This course is an advanced seminar for doctoral students in global leadership. Candidates will be exposed to a comprehensive examination of the factors that impact global leaders. The course will focus on the development of the students’ ability to think critically about the complexity of the direct, indirect, and interactive impact of factors on leading within multinational organizations that operate worldwide. Attention is given to global ethical, diversity, and conflict management, research and practices. The course includes theoretical orientation and theory-to-practice experiences using case studies, demonstrations, guest speakers, and simulations. Written projects will focus on critical thinking, problem solving, decision making and information literacy. Students meet each year with professors, distinguished leaders, practitioners, academic advisors, external coaches and mentors to work on the development of their skills. (Course credit is one hour for each yearly seminar for a total of 3 hours credit.)
In this course the doctoral student explores the rationale for pursuing a doctorate in global leadership within the context of personal preferences, professional competencies and organizational politics. The student is provided an orientation to the doctoral program including expectations and skills required in anticipation of the tremendous demand for performance. Participation skills, professional writing competencies, and analytical ability in a structural collegial environment are required.
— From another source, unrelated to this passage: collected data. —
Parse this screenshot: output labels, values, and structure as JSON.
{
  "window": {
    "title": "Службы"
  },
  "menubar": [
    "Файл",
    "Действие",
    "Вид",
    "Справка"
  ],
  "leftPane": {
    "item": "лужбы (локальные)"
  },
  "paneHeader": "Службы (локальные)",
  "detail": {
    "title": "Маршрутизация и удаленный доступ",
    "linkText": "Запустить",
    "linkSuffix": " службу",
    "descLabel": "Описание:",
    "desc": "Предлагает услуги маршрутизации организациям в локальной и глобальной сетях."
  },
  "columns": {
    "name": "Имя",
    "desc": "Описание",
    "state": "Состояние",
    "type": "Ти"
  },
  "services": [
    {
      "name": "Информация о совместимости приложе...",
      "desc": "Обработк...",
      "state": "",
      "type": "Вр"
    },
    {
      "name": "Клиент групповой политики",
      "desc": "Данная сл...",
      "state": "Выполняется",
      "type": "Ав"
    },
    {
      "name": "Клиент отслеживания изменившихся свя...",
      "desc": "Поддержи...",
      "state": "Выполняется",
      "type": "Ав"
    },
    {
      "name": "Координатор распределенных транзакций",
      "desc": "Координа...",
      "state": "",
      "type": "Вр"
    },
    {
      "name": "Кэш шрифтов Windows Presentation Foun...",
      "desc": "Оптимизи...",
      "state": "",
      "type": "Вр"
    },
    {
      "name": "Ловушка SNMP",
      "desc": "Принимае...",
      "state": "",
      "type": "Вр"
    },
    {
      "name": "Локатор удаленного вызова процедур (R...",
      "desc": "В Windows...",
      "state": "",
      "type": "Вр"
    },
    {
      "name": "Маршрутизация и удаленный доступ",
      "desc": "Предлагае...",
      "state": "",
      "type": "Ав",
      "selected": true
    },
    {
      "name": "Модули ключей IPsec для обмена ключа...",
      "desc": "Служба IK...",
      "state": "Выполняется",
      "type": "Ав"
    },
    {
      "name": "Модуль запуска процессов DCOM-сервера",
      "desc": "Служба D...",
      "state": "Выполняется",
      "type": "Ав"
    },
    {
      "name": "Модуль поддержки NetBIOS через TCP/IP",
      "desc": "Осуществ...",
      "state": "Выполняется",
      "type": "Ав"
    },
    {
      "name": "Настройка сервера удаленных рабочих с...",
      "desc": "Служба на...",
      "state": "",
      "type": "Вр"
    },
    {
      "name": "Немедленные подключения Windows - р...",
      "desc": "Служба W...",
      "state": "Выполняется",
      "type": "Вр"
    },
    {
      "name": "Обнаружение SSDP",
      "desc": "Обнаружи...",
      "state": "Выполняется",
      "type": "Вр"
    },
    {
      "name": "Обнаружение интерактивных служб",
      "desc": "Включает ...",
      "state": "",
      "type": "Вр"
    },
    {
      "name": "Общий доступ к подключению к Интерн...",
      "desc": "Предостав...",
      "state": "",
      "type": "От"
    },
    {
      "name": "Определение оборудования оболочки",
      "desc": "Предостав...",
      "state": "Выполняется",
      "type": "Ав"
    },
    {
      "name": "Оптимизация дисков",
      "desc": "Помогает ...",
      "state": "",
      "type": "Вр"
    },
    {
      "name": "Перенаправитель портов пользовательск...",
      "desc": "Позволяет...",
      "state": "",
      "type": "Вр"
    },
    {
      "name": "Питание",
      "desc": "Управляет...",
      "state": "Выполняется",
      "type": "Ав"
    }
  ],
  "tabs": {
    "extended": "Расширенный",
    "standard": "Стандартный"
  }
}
Global Leadership is designed to enable doctoral candidates to understand the foundational concepts and develop the analytical skills needed to be an effective global leader in a variety of education and related settings. Candidates will explore their own leadership, personality and cognitive styles and learn how these may affect the performance of others within the organization. This course will build upon fundamental leadership theory and further explore historical and contemporary global leadership theories, models and perspectives. The course will focus on performance-based projects and exercises as well as provide opportunities to individually reflect and write about the concepts explored and skills gained throughout the course.
Students will examine innovation through an analysis of theory, measurement, diffusion, strategy, costs, tools, models, applications, benchmarking, and future trends. Global organizations will be studied by analyzing infrastructure for innovation, motivation for innovation by the global leader, the measure of innovation and the use of innovation to promote the competitive advantage of the global organization as well as the role of the global leader in 80 quality growth and innovation, the use of social networks and innovation, and the use of knowledge sharing, adaptation and innovation.
This course will address diverse, cultural, ethic, social and special populations in the global environment. The changing culture of global higher education; disparate cultural norms across borders, including the importance of values and ethics for the global leader will be considered. The course rests on the assumption that leadership is a subset of ethics rather than ethics being a subset of leadership studies; the ethics of what and who global leaders are, what they do, and how they do it in their changeling environment will be examined. Ethical and cultural issues related to leadership will be assessed through case studies concerning leaders in a variety of contexts and cultures. The course looks at how leaders convey values through actions, language, and as role models
In this course the doctoral student is exposed to numerous contemporary issues in the field of global leadership. Candidates will research selected topics to gain a broad perspective of the field of global leadership as it applies to various organizations and locations. Candidates will evaluate relevant data and draw conclusions and implications based upon the data, research and class discussions.
In this course the candidate identifies various types of global higher education institutions or global organizations and plans a program of study in the institution of choice. Candidates will explore issues, challenges and opportunities in the institution through practicum experiences under professional supervision provided by practicing professionals and Troy University faculty (May be repeated to a maximum of 9 semester hours.)
The purpose of this course is to begin to prepare students to undertake a major research study, specifically the dissertation. Requirements and expectations of doctoral candidates, as well as technology that can be used will be addressed. This course will assist the doctoral candidate to refine and/or define a dissertation topic and develop the rationale for a particular research agenda. This course is designed to prepare candidates to develop a dissertation proposal for presentation to a committee and to gain the knowledge necessary to complete the dissertation. The outcome from the course is the prospectus.
This course is designed to assist candidates as they complete the development of a dissertation proposal, present the proposal to the committee for approval, conduct a study, analyze, present and discuss data, complete and defend the dissertation. The candidate will be enrolled in this course for a minimum of 9 semester hours. The instructor of record will serve as the committee chair for the dissertation (May be repeated.)